NOT-SO-GOLDEN ANNIVERSARY. Sunday marks the 50th anniversary of the passing of the Civil Rights Act of 1957, the first civil rights legislation enacted in the United States in nearly a century after Reconstruction. The act resulted in the creation of the Civil Rights Division at the U.S. Department of Justice and an Assistant Attorney General post designated to civil rights enforcement. It also established a vote refereeing system to help ensure voting rights for blacks in the South, and gave federal prosecutors the power to pursue court injunctions in cases of voter interference.
But as civil rights leaders testified to the Senate Judiciary Committee this week, progress made in the years since the passage of the act is being systematically undone by the Bush administration.
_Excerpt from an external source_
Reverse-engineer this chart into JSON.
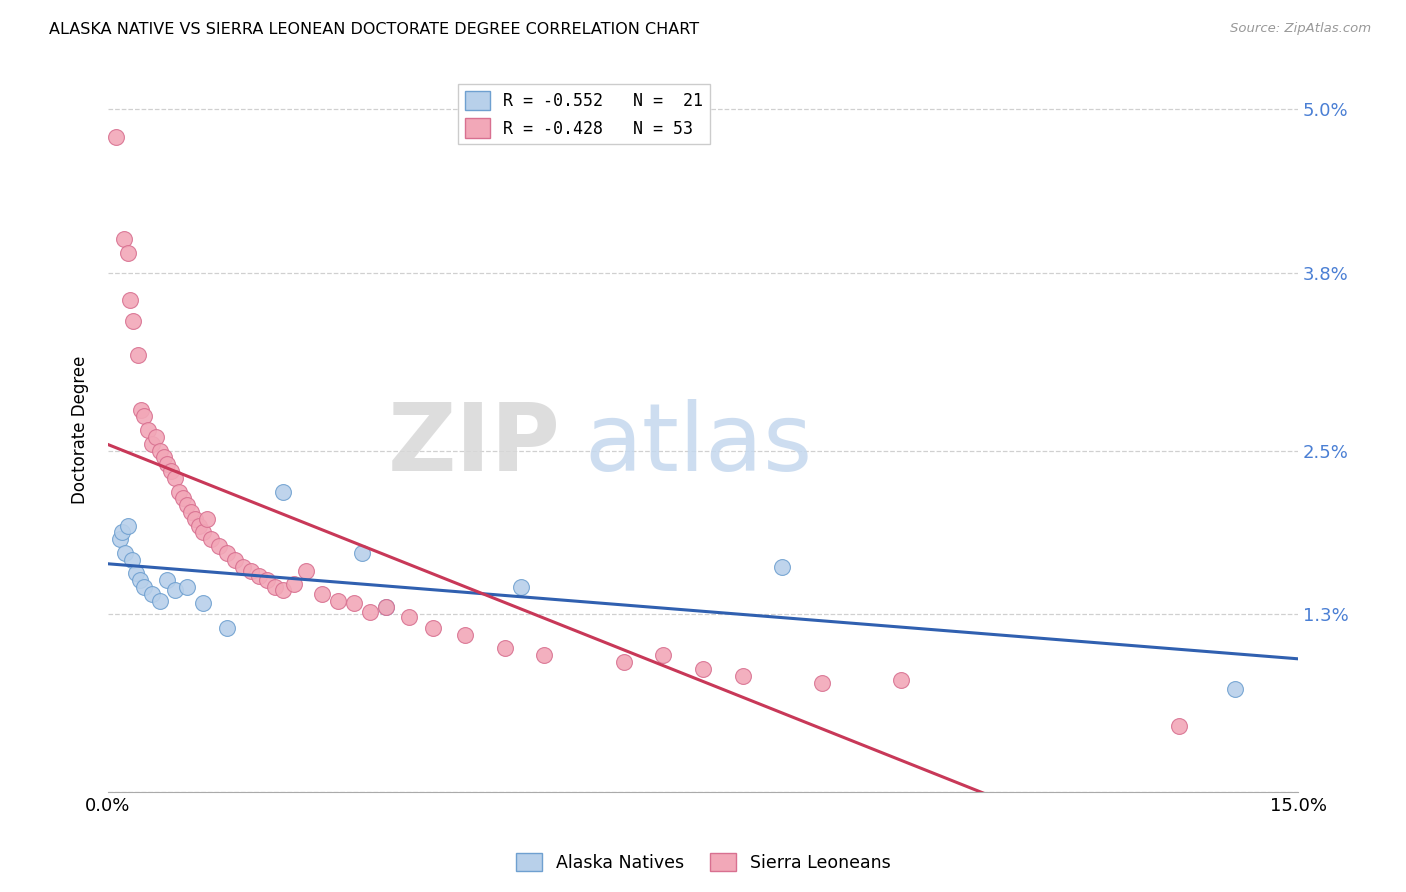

Not only has the administration not made continued progress a priority, but they've also actively undermined the Voting Rights Act, including today's decision out of the federal court in Atlanta to dismiss a lawsuit challenging Georgia's voter identification policy. The greater politicization of the Justice Department has only furthered the breakdown of civil rights enforcement, with less attention being given to traditional civil rights cases.
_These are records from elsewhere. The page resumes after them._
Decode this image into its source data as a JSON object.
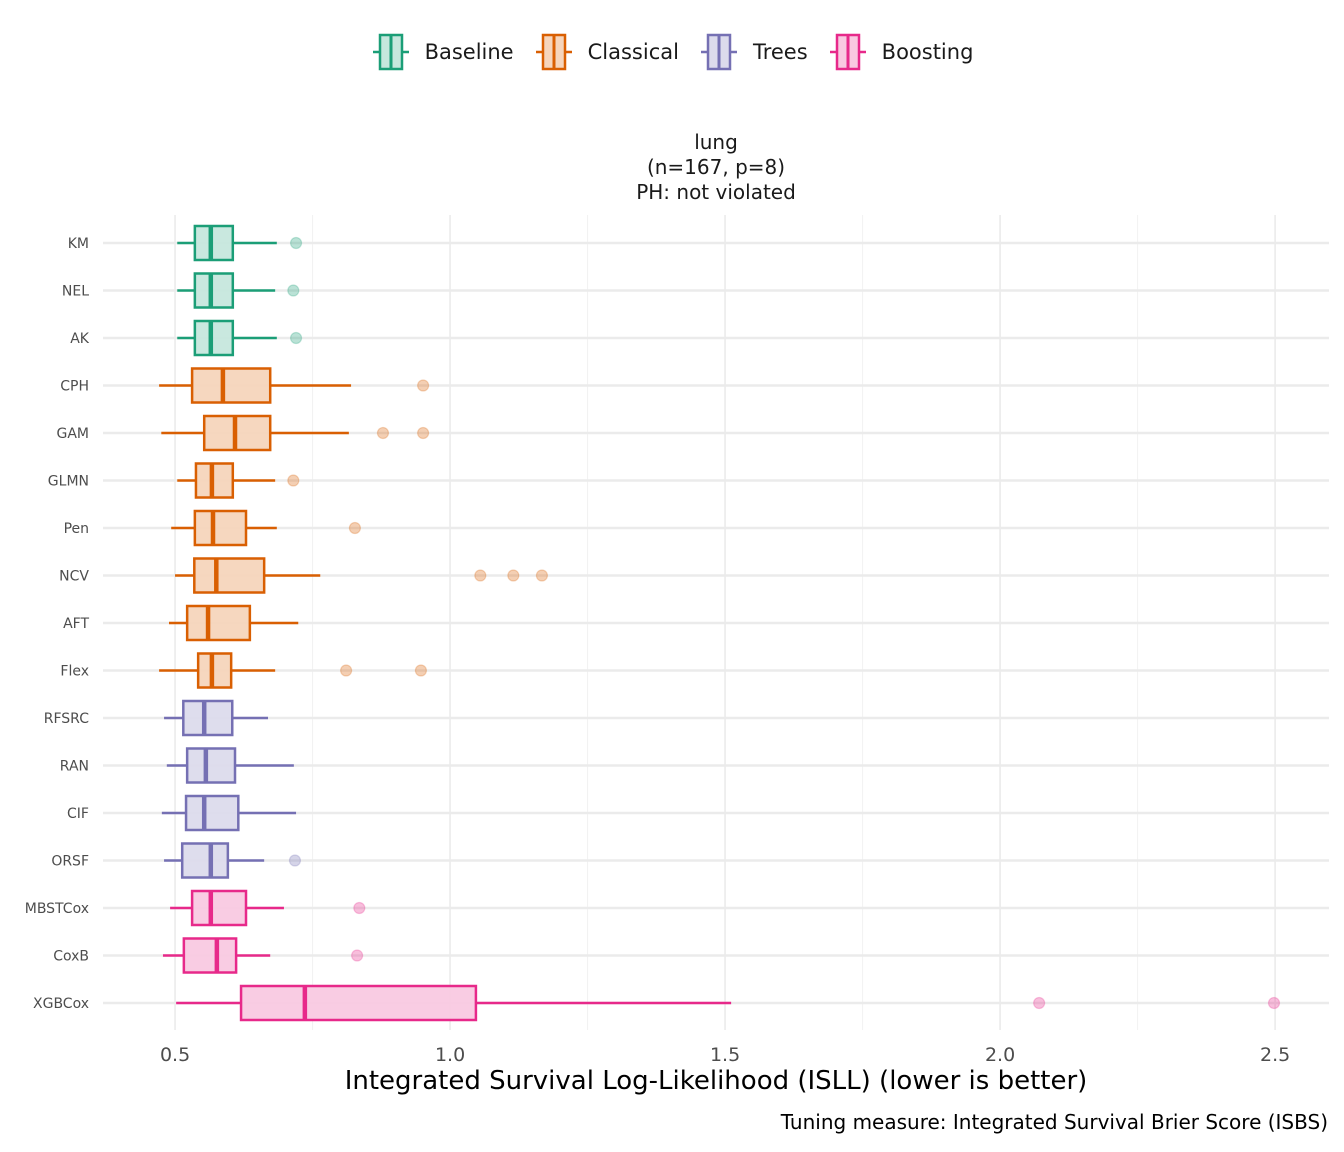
{
  "legend": {
    "items": [
      {
        "label": "Baseline",
        "color": "#1B9E77",
        "fill": "#C6E7DD"
      },
      {
        "label": "Classical",
        "color": "#D95F02",
        "fill": "#F6D5BC"
      },
      {
        "label": "Trees",
        "color": "#7570B3",
        "fill": "#DCDBEC"
      },
      {
        "label": "Boosting",
        "color": "#E7298A",
        "fill": "#F9C9E1"
      }
    ]
  },
  "strip": {
    "line1": "lung",
    "line2": "(n=167, p=8)",
    "line3": "PH: not violated"
  },
  "caption": "Tuning measure: Integrated Survival Brier Score (ISBS)",
  "chart_data": {
    "type": "boxplot",
    "orientation": "horizontal",
    "title": "lung (n=167, p=8) PH: not violated",
    "xlabel": "Integrated Survival Log-Likelihood (ISLL) (lower is better)",
    "ylabel": "",
    "xlim": [
      0.369,
      2.598
    ],
    "xticks": [
      0.5,
      1.0,
      1.5,
      2.0,
      2.5
    ],
    "xtick_labels": [
      "0.5",
      "1.0",
      "1.5",
      "2.0",
      "2.5"
    ],
    "minor_gridlines": [
      0.75,
      1.25,
      1.75,
      2.25
    ],
    "grid": true,
    "legend_position": "top",
    "categories": [
      "KM",
      "NEL",
      "AK",
      "CPH",
      "GAM",
      "GLMN",
      "Pen",
      "NCV",
      "AFT",
      "Flex",
      "RFSRC",
      "RAN",
      "CIF",
      "ORSF",
      "MBSTCox",
      "CoxB",
      "XGBCox"
    ],
    "series": [
      {
        "name": "KM",
        "group": "Baseline",
        "whisker_low": 0.504,
        "q1": 0.536,
        "median": 0.565,
        "q3": 0.605,
        "whisker_high": 0.685,
        "outliers": [
          0.72
        ]
      },
      {
        "name": "NEL",
        "group": "Baseline",
        "whisker_low": 0.504,
        "q1": 0.536,
        "median": 0.565,
        "q3": 0.605,
        "whisker_high": 0.682,
        "outliers": [
          0.715
        ]
      },
      {
        "name": "AK",
        "group": "Baseline",
        "whisker_low": 0.504,
        "q1": 0.536,
        "median": 0.565,
        "q3": 0.605,
        "whisker_high": 0.685,
        "outliers": [
          0.72
        ]
      },
      {
        "name": "CPH",
        "group": "Classical",
        "whisker_low": 0.471,
        "q1": 0.531,
        "median": 0.587,
        "q3": 0.673,
        "whisker_high": 0.82,
        "outliers": [
          0.951
        ]
      },
      {
        "name": "GAM",
        "group": "Classical",
        "whisker_low": 0.475,
        "q1": 0.553,
        "median": 0.609,
        "q3": 0.673,
        "whisker_high": 0.816,
        "outliers": [
          0.878,
          0.951
        ]
      },
      {
        "name": "GLMN",
        "group": "Classical",
        "whisker_low": 0.504,
        "q1": 0.538,
        "median": 0.567,
        "q3": 0.605,
        "whisker_high": 0.682,
        "outliers": [
          0.715
        ]
      },
      {
        "name": "Pen",
        "group": "Classical",
        "whisker_low": 0.493,
        "q1": 0.536,
        "median": 0.569,
        "q3": 0.629,
        "whisker_high": 0.685,
        "outliers": [
          0.827
        ]
      },
      {
        "name": "NCV",
        "group": "Classical",
        "whisker_low": 0.5,
        "q1": 0.535,
        "median": 0.575,
        "q3": 0.662,
        "whisker_high": 0.764,
        "outliers": [
          1.055,
          1.115,
          1.167
        ]
      },
      {
        "name": "AFT",
        "group": "Classical",
        "whisker_low": 0.489,
        "q1": 0.522,
        "median": 0.56,
        "q3": 0.636,
        "whisker_high": 0.724,
        "outliers": []
      },
      {
        "name": "Flex",
        "group": "Classical",
        "whisker_low": 0.471,
        "q1": 0.542,
        "median": 0.567,
        "q3": 0.602,
        "whisker_high": 0.682,
        "outliers": [
          0.811,
          0.947
        ]
      },
      {
        "name": "RFSRC",
        "group": "Trees",
        "whisker_low": 0.48,
        "q1": 0.515,
        "median": 0.553,
        "q3": 0.604,
        "whisker_high": 0.669,
        "outliers": []
      },
      {
        "name": "RAN",
        "group": "Trees",
        "whisker_low": 0.485,
        "q1": 0.522,
        "median": 0.556,
        "q3": 0.609,
        "whisker_high": 0.716,
        "outliers": []
      },
      {
        "name": "CIF",
        "group": "Trees",
        "whisker_low": 0.476,
        "q1": 0.52,
        "median": 0.553,
        "q3": 0.615,
        "whisker_high": 0.72,
        "outliers": []
      },
      {
        "name": "ORSF",
        "group": "Trees",
        "whisker_low": 0.48,
        "q1": 0.513,
        "median": 0.565,
        "q3": 0.596,
        "whisker_high": 0.662,
        "outliers": [
          0.718
        ]
      },
      {
        "name": "MBSTCox",
        "group": "Boosting",
        "whisker_low": 0.491,
        "q1": 0.531,
        "median": 0.565,
        "q3": 0.629,
        "whisker_high": 0.698,
        "outliers": [
          0.835
        ]
      },
      {
        "name": "CoxB",
        "group": "Boosting",
        "whisker_low": 0.478,
        "q1": 0.516,
        "median": 0.576,
        "q3": 0.611,
        "whisker_high": 0.673,
        "outliers": [
          0.831
        ]
      },
      {
        "name": "XGBCox",
        "group": "Boosting",
        "whisker_low": 0.502,
        "q1": 0.62,
        "median": 0.736,
        "q3": 1.047,
        "whisker_high": 1.511,
        "outliers": [
          2.071,
          2.498
        ]
      }
    ]
  }
}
"During the Kennedy and Johnson administrations, we knew that individuals in the Department of Justice were people who we could call any time of day or night. And we felt during those years that the civil rights division of the Department of Justice was more than a sympathetic referee, it was on the side of justice, on the side of fairness," U.S. Rep. John Lewis (D-Ga.), told the committee. "During the movement, people looked to Washington for justice, for fairness, but today I’m not so sure that the great majority of individuals in the civil rights community can look to the division for that fairness."